Second Ashes Test: England 68-2 at dinner, chasing a record 354 for win

Jimmy Anderson gave England an outside chance with his best haul ever Down Under, claiming 5-47 to restrict Australia's second innings to 138.
A bouncing delivery has England's Mark Stoneman, front, and Australia's Tim Paine, left, beaten during the fourth day of their Ashes Test match in Adelaide, Tuesday, Dec. 5, 2017. | AP
A bouncing delivery has England's Mark Stoneman, front, and Australia's Tim Paine, left, beaten during the fourth day of their Ashes Test match in Adelaide, Tuesday, Dec. 5, 2017. | AP

ADELAIDE: Chasing records to level the series, England reached dinner at 68-2 on the penultimate day of the inaugural day-night Ashes test after being set a target of 354 for an unlikely win.
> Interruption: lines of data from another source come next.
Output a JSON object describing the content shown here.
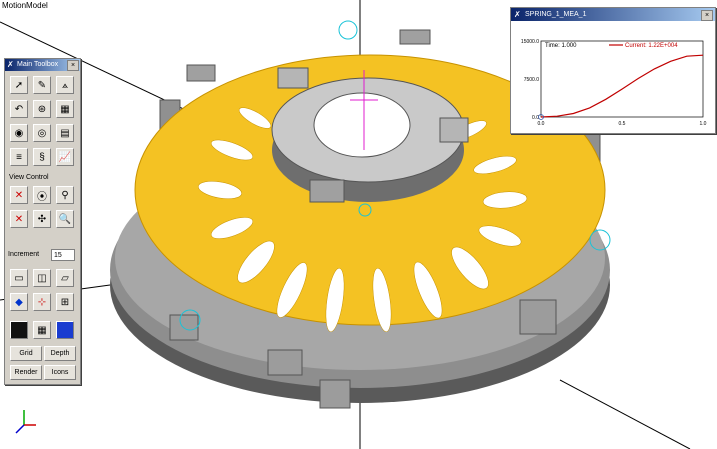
{
  "app": {
    "model_title": "MotionModel"
  },
  "toolbox": {
    "title": "Main Toolbox",
    "view_control_label": "View Control",
    "increment_label": "Increment",
    "increment_value": "15",
    "grid_label": "Grid",
    "depth_label": "Depth",
    "render_label": "Render",
    "icons_label": "Icons"
  },
  "plot_window": {
    "title": "SPRING_1_MEA_1",
    "time_label": "Time:  1.000",
    "current_label": "Current:  1.22E+004"
  },
  "chart_data": {
    "type": "line",
    "title": "",
    "xlabel": "",
    "ylabel": "",
    "xlim": [
      0.0,
      1.0
    ],
    "ylim": [
      0.0,
      15000.0
    ],
    "x_ticks": [
      "0.0",
      "0.5",
      "1.0"
    ],
    "y_ticks": [
      "0.0",
      "7500.0",
      "15000.0"
    ],
    "grid": false,
    "legend": "top-right",
    "series": [
      {
        "name": "Current",
        "color": "#c00000",
        "x": [
          0.0,
          0.1,
          0.2,
          0.3,
          0.4,
          0.5,
          0.6,
          0.7,
          0.8,
          0.9,
          1.0
        ],
        "y": [
          0,
          150,
          700,
          1800,
          3500,
          5500,
          7600,
          9500,
          11000,
          12000,
          12200
        ]
      }
    ]
  },
  "colors": {
    "plate": "#f4c223",
    "metal": "#9a9a9a",
    "accent": "#c00000"
  },
  "icons": {
    "select": "arrow-icon",
    "edit": "pencil-icon",
    "measure": "compass-icon",
    "undo": "undo-icon",
    "table": "table-icon",
    "calculator": "calculator-icon",
    "stats": "info-icon",
    "plot": "plot-icon",
    "axes": "triad-icon"
  }
}
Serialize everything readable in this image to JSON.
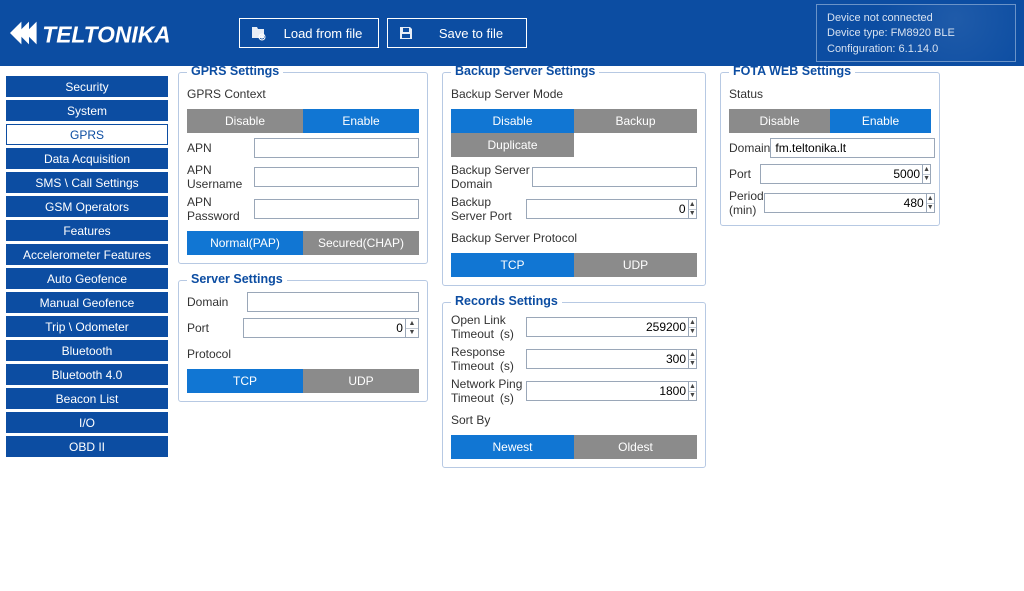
{
  "header": {
    "brand": "TELTONIKA",
    "load_btn": "Load from file",
    "save_btn": "Save to file",
    "status": {
      "line1": "Device not connected",
      "line2": "Device type: FM8920 BLE",
      "line3": "Configuration: 6.1.14.0"
    }
  },
  "sidebar": {
    "items": [
      "Security",
      "System",
      "GPRS",
      "Data Acquisition",
      "SMS \\ Call Settings",
      "GSM Operators",
      "Features",
      "Accelerometer Features",
      "Auto Geofence",
      "Manual Geofence",
      "Trip \\ Odometer",
      "Bluetooth",
      "Bluetooth 4.0",
      "Beacon List",
      "I/O",
      "OBD II"
    ],
    "active_index": 2
  },
  "gprs": {
    "title": "GPRS Settings",
    "context_label": "GPRS Context",
    "context_options": [
      "Disable",
      "Enable"
    ],
    "context_selected": 1,
    "apn_label": "APN",
    "apn_value": "",
    "apn_user_label": "APN Username",
    "apn_user_value": "",
    "apn_pass_label": "APN Password",
    "apn_pass_value": "",
    "auth_options": [
      "Normal(PAP)",
      "Secured(CHAP)"
    ],
    "auth_selected": 0
  },
  "server": {
    "title": "Server Settings",
    "domain_label": "Domain",
    "domain_value": "",
    "port_label": "Port",
    "port_value": "0",
    "protocol_label": "Protocol",
    "protocol_options": [
      "TCP",
      "UDP"
    ],
    "protocol_selected": 0
  },
  "backup": {
    "title": "Backup Server Settings",
    "mode_label": "Backup Server Mode",
    "mode_options": [
      "Disable",
      "Backup",
      "Duplicate"
    ],
    "mode_selected": 0,
    "domain_label": "Backup Server Domain",
    "domain_value": "",
    "port_label": "Backup Server Port",
    "port_value": "0",
    "protocol_label": "Backup Server Protocol",
    "protocol_options": [
      "TCP",
      "UDP"
    ],
    "protocol_selected": 0
  },
  "records": {
    "title": "Records Settings",
    "open_link_label": "Open Link Timeout",
    "open_link_unit": "(s)",
    "open_link_value": "259200",
    "response_label": "Response Timeout",
    "response_unit": "(s)",
    "response_value": "300",
    "ping_label": "Network Ping Timeout",
    "ping_unit": "(s)",
    "ping_value": "1800",
    "sort_label": "Sort By",
    "sort_options": [
      "Newest",
      "Oldest"
    ],
    "sort_selected": 0
  },
  "fota": {
    "title": "FOTA WEB Settings",
    "status_label": "Status",
    "status_options": [
      "Disable",
      "Enable"
    ],
    "status_selected": 1,
    "domain_label": "Domain",
    "domain_value": "fm.teltonika.lt",
    "port_label": "Port",
    "port_value": "5000",
    "period_label": "Period (min)",
    "period_value": "480"
  }
}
Jimmy Anderson gave England an outside chance with his best haul ever Down Under, claiming 5-47 to restrict Australia's second innings to 138.
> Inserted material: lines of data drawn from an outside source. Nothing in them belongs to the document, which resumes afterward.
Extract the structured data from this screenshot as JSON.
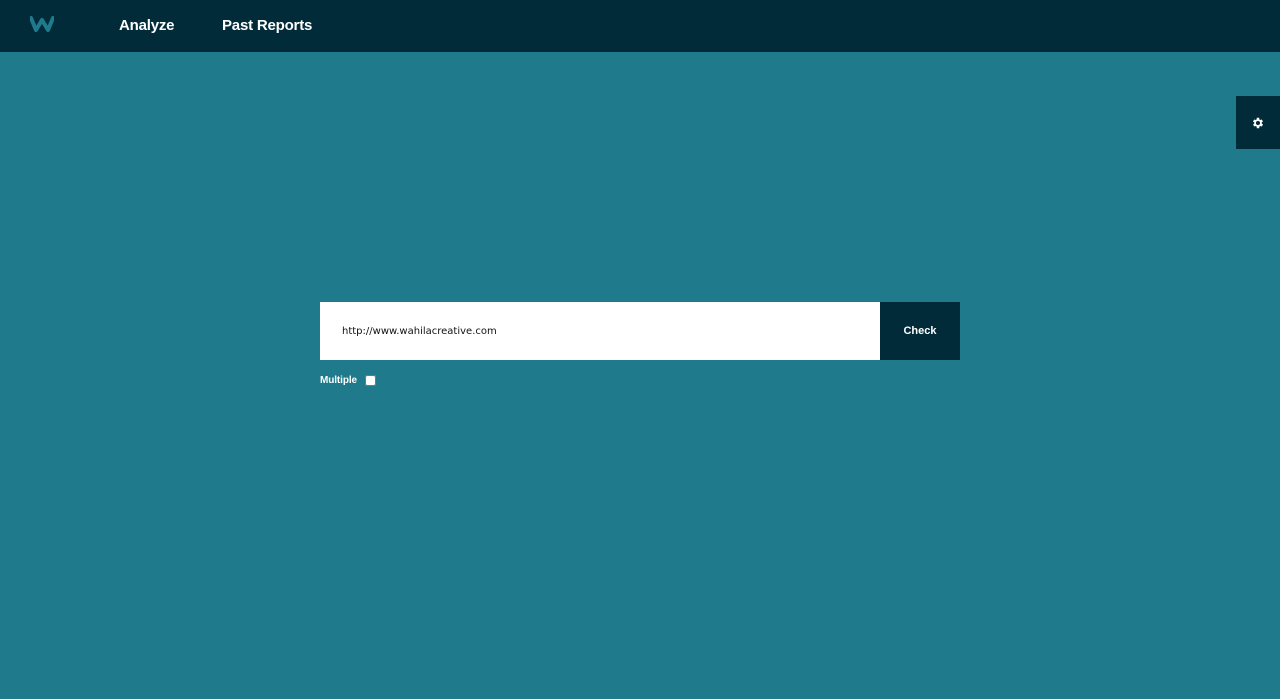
{
  "colors": {
    "background": "#1f7a8c",
    "navbar": "#022b3a",
    "logo": "#1f7a8c",
    "text": "#ffffff"
  },
  "header": {
    "logo_icon": "w-logo-icon",
    "nav": [
      {
        "label": "Analyze"
      },
      {
        "label": "Past Reports"
      }
    ]
  },
  "settings": {
    "icon": "gear-icon"
  },
  "search": {
    "url_value": "http://www.wahilacreative.com",
    "check_label": "Check"
  },
  "options": {
    "multiple_label": "Multiple",
    "multiple_checked": false
  }
}
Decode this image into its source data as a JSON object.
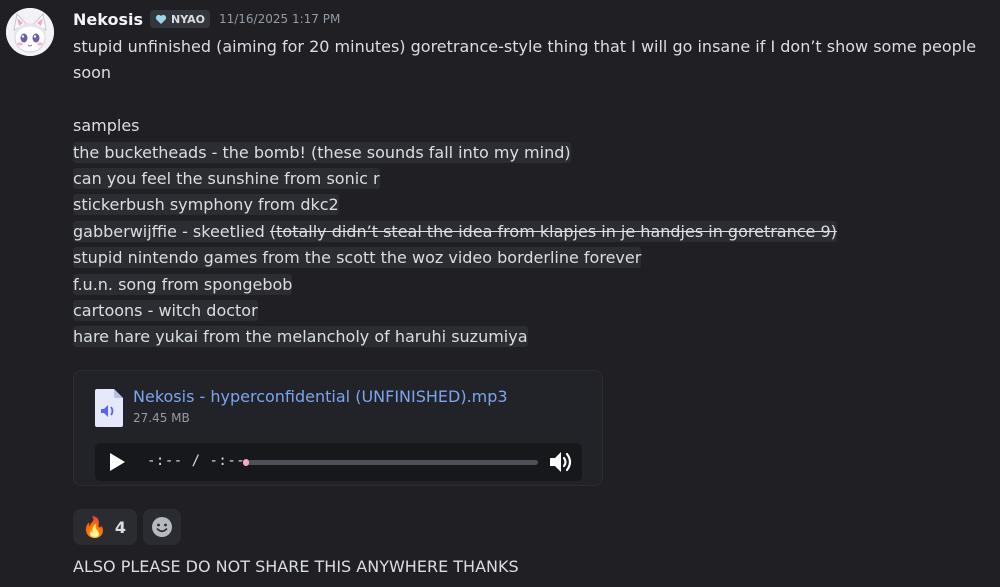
{
  "message": {
    "author": "Nekosis",
    "tag": "NYAO",
    "timestamp": "11/16/2025 1:17 PM",
    "lines": [
      "stupid unfinished (aiming for 20 minutes) goretrance-style thing that I will go insane if I don’t show some people",
      "soon",
      "",
      "samples"
    ],
    "samples": [
      "the bucketheads - the bomb! (these sounds fall into my mind)",
      "can you feel the sunshine from sonic r",
      "stickerbush symphony from dkc2"
    ],
    "gabber_line": {
      "text": "gabberwijffie - skeetlied",
      "struck": "(totally didn’t steal the idea from klapjes in je handjes in goretrance 9)"
    },
    "samples_more": [
      "stupid nintendo games from the scott the woz video borderline forever",
      "f.u.n. song from spongebob",
      "cartoons - witch doctor",
      "hare hare yukai from the melancholy of haruhi suzumiya"
    ]
  },
  "attachment": {
    "file_name": "Nekosis - hyperconfidential (UNFINISHED).mp3",
    "file_size": "27.45 MB",
    "player_time": "-:-- / -:--",
    "progress": 0.0
  },
  "reactions": [
    {
      "emoji": "🔥",
      "icon": "fire-icon",
      "count": "4"
    }
  ],
  "followup": "ALSO PLEASE DO NOT SHARE THIS ANYWHERE THANKS",
  "colors": {
    "background": "#1f1f24",
    "link": "#7aa5f0",
    "progress_accent": "#f6a8c8"
  }
}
The 35-year-old Anderson and Chris Woakes (4-36) exploited the extra swing and seam with the pink ball, starting with two wickets each under lights on Monday night, and continuing in the same fashion on day four to ensure no Australian batsman surpassed 20 in the second innings.
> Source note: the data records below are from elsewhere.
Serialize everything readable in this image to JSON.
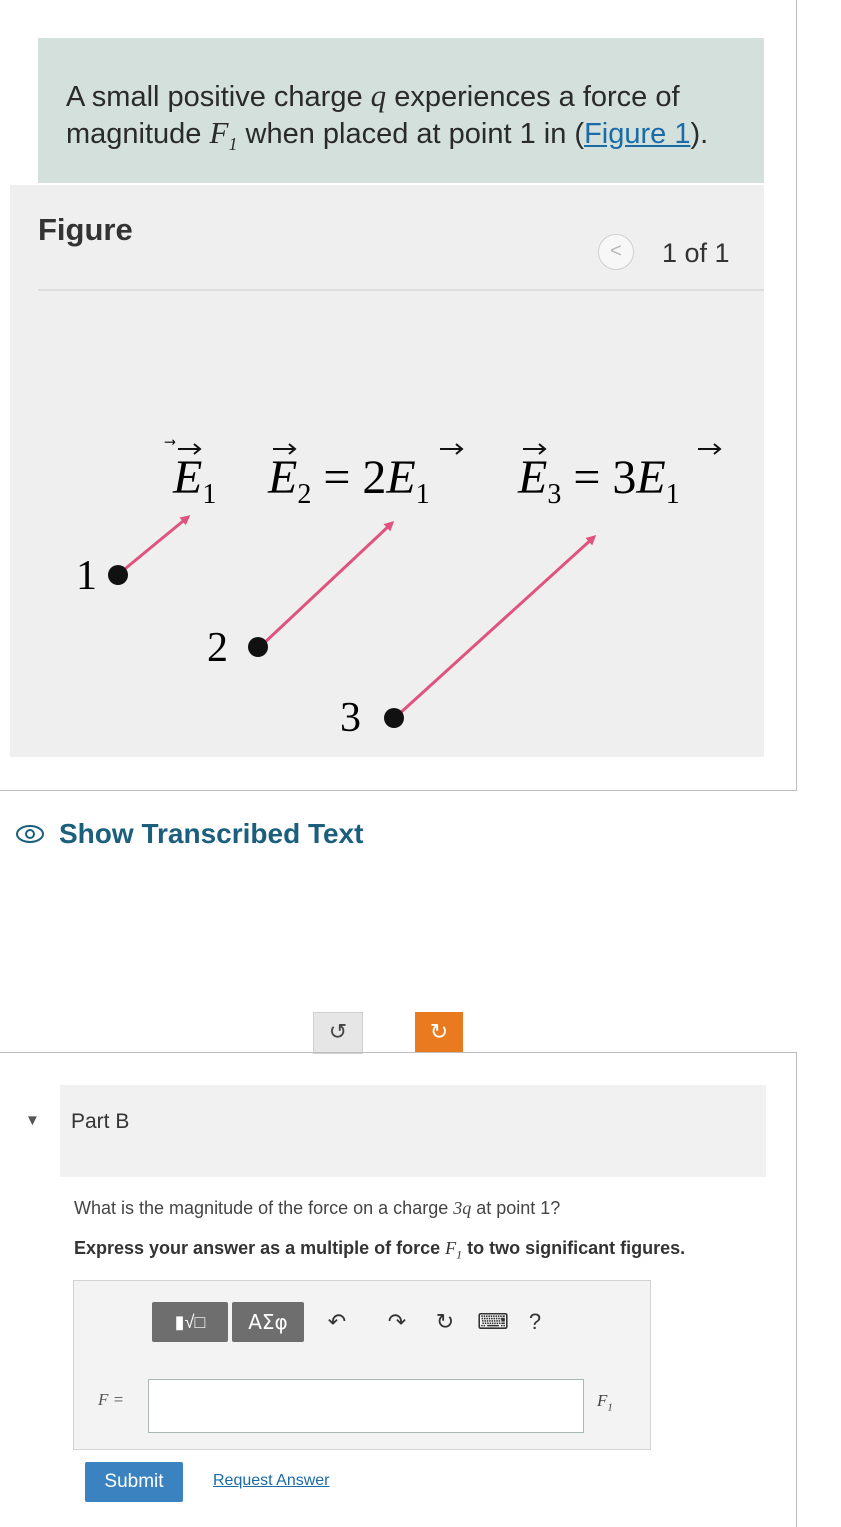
{
  "problem": {
    "text_before_q": "A small positive charge ",
    "var_q": "q",
    "text_after_q": " experiences a force of magnitude ",
    "var_F1": "F",
    "var_F1_sub": "1",
    "text_after_F1": " when placed at point 1 in (",
    "figure_link": "Figure 1",
    "text_end": ")."
  },
  "figure": {
    "title": "Figure",
    "pager_prev": "<",
    "pager_count": "1 of 1",
    "labels": {
      "e1": "E",
      "e1_sub": "1",
      "e2": "E",
      "e2_sub": "2",
      "e2_eq": " = 2",
      "e2_rhs": "E",
      "e2_rhs_sub": "1",
      "e3": "E",
      "e3_sub": "3",
      "e3_eq": " = 3",
      "e3_rhs": "E",
      "e3_rhs_sub": "1"
    },
    "points": [
      "1",
      "2",
      "3"
    ],
    "arrow_multiples": [
      1,
      2,
      3
    ],
    "arrow_color": "#e0537f"
  },
  "transcribed": {
    "label": "Show Transcribed Text",
    "icon": "eye-icon"
  },
  "nav": {
    "undo_icon": "↺",
    "redo_icon": "↻",
    "redo_color": "#ea7a1f"
  },
  "part_b": {
    "label": "Part B",
    "expand_icon": "▼",
    "question_before": "What is the magnitude of the force on a charge ",
    "question_var": "3q",
    "question_after": " at point 1?",
    "instruction_before": "Express your answer as a multiple of force ",
    "instruction_var": "F",
    "instruction_var_sub": "1",
    "instruction_after": " to two significant figures.",
    "toolbar": {
      "template_label": "▮√□",
      "greek_label": "ΑΣφ",
      "undo": "↶",
      "redo": "↷",
      "reset": "↻",
      "keyboard": "⌨",
      "help": "?"
    },
    "answer_label": "F =",
    "answer_value": "",
    "unit": "F",
    "unit_sub": "1",
    "submit_label": "Submit",
    "request_label": "Request Answer"
  }
}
That left England needing to beat its record for a successful fourth-innings run chase — 332-7 in Melbourne in 1928 — to win the second test after losing the opener in Brisbane last week by 10 wickets.

Skipper Joe Root was unbeaten on 7 and James Vince on 8 at the long break, leaving England with eight wickets and four sessions remaining.

The big test will come under lights a night after Australia's top order slumped to 50-4 after electing not to enforce the follow-on despite having a 215-run first-innings lead.

England lost two wickets in the evening session, which started with a lucky reprieve after Alastair Cook was given not out to an lbw appeal when Josh Hazlewood hit him on the pads directly in front of the stumps. The Australians decided not to review the decision, and ball track technology showed that they should have.

Cook went on to make a scratchy 16 from 66 balls before offspinner Nathan Lyon again trapped him lbw but didn't get the umpire's decision. The Australians reviewed it this time and the TV umpire overturned the decision, making England 53-1.

Mark Stoneman (36), who had confidently stroked Mitchell Starc for three consecutive boundaries to get off the mark, was out with the addition of one to the total when he sliced the same bowler to Usman Khawaja at gully.

The Australian attack was hoping on Tuesday to emulate England's success under lights, which inspired Anderson's 25th five-wicket haul in test cricket and helped the tourists get back into the contest.

Australia resumed day four at 53-4, a lead of 268, but weren't able to put any partnerships together — the best being 34. Khawaja and Starc top scored with 20 in an innings that was the complete opposite of their composed 442-8 declared in the first.